Probably the best grad level course I have taken in UCLA! NLP area is not the same as ML/DL course but you'd better have some knowledge of DL before this course. This course cover traditional NLP techniques to the most advanced LLMs. Most assignments and final projects are research oriented. The content is also helpful if you are looking for jobs in AI/LLMs area. (They usually ask about transformer and attention in interview)
As for the course content, I believe it is quite fair. It covers a wide range of topics and explains the historical development of NLP. The content also balances concepts and mathematical explanations well. I personally think the course content is suitable for students with various backgrounds;
As for the quiz, I think it is unfair. The practice quiz should help us to better prepare for the actual quiz. However, the practice quiz is quite different from the actual one, which turns out to be misleading us. Also, some questions on the quizzes concentrate on unnoticeable details. Given what we have learned during the lecture, I feel like I am doing zero-shot or one-shot during the quizzes.
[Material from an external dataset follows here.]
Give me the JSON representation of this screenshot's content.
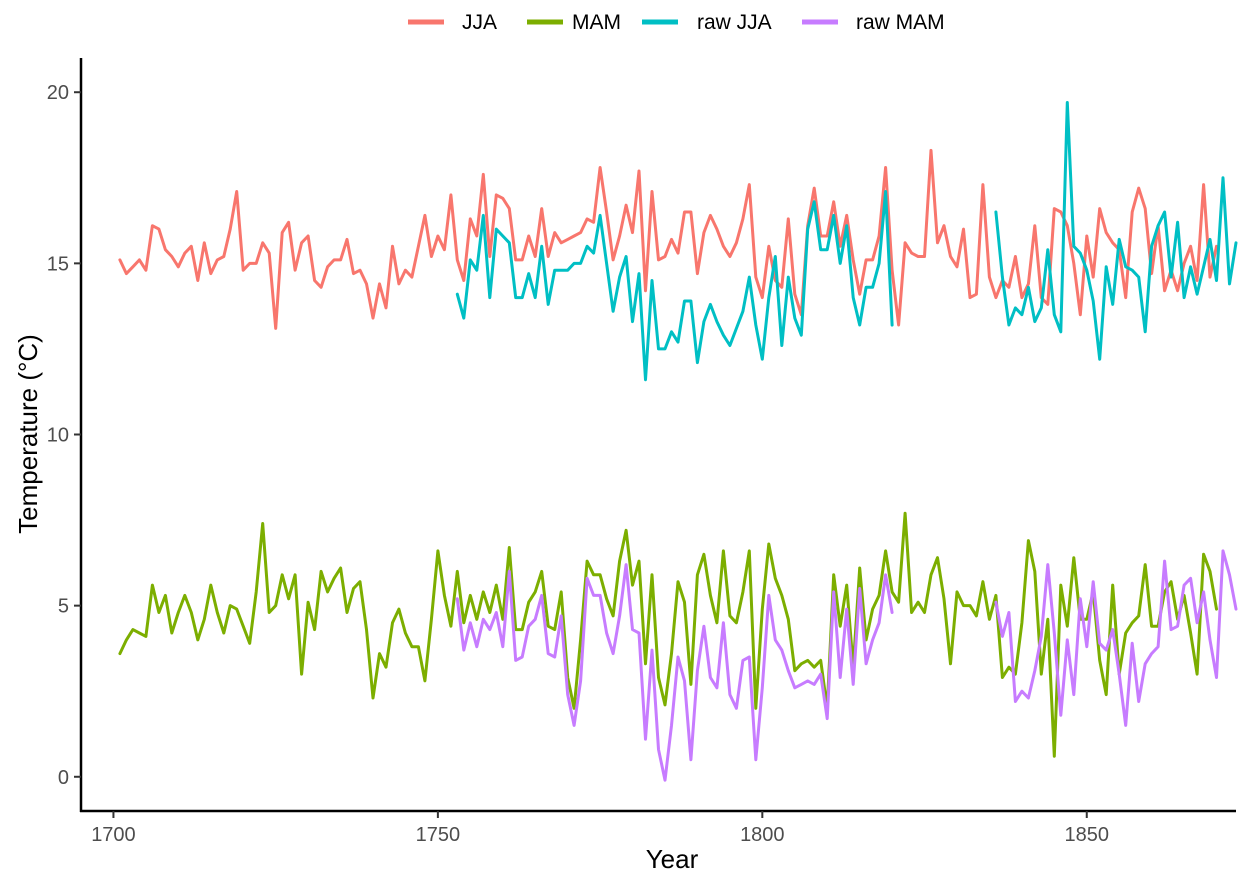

As for the assignments, the 1st one is fine. But the workload for the 2nd one is too overwhelming. And since the 1st assignment is already research-orientated, making the 2nd one even more research-orientated is unnecessary. I believe a better way is to have an application-orientated assignment for the 2nd assignment.
Good class overall. This class covers lots of useful information related to current NLP research. However, the workload is heavy. 2 midterms + 1 final + 2 big assignments + 1 final project seems too much. I have to admit that this workload is not as bad as it seems since assignments and the final project are actually not hard. But if we can cancel the final or one of the midterms, it will be more manageable.
Great overview of current NLP papers. Some NLP experience is necessary, but grading is very generous and mostly based on participation/completion. Not sure what the other reviews are saying since Prof Peng is really knowledgable, helpful, and completely fluent in English
Violet is such a sweet professor, and she truly cares about student learning. Her lectures really go in depth about NLP concepts, which was a bit overwhelming as someone who has no NLP experience, but she really tries to explain things in a way that is clear and easy to understand. She has two quizzes, which aren't too difficult (even though I didn't do great on them). The tricky part is that she really emphasizes certain aspect of the course, so you really need to make sure you have a good understanding of everything covered. The two assignments aren't too difficult, and I like that they introduced us to what NLP research looks like. Overall, she did a really great job, especially for her first time teaching the course.
I liked this class as an introduction to NLP, but I don't think it went too deep into any topics. The first homework was presenting on a NLP paper and peer reviewing, which I thought was interesting. The second homework was a bit more bland, but I think Professor Peng said she is going to change it after student feedback. Project is also very doable in terms of workload since there's only two homeworks. Exams were really fair and doable as well.
The professor really seems to care about learning and student feedback, so I can only imagine that this class will get better and better as more iterations are offered!
Really great class for anyone with a little bit of NLP experience who wants to know more. Between homework, projects, and quizzes, there's good coverage of NLP basics, underlying math, and important existing research. Assignments are creative and go beyond just problem sets. Prof Peng and the TAs are super helpful and responsive. Lectures are engaging with a good amount of participation/dialogue with students. There are lots of extra credit opportunities.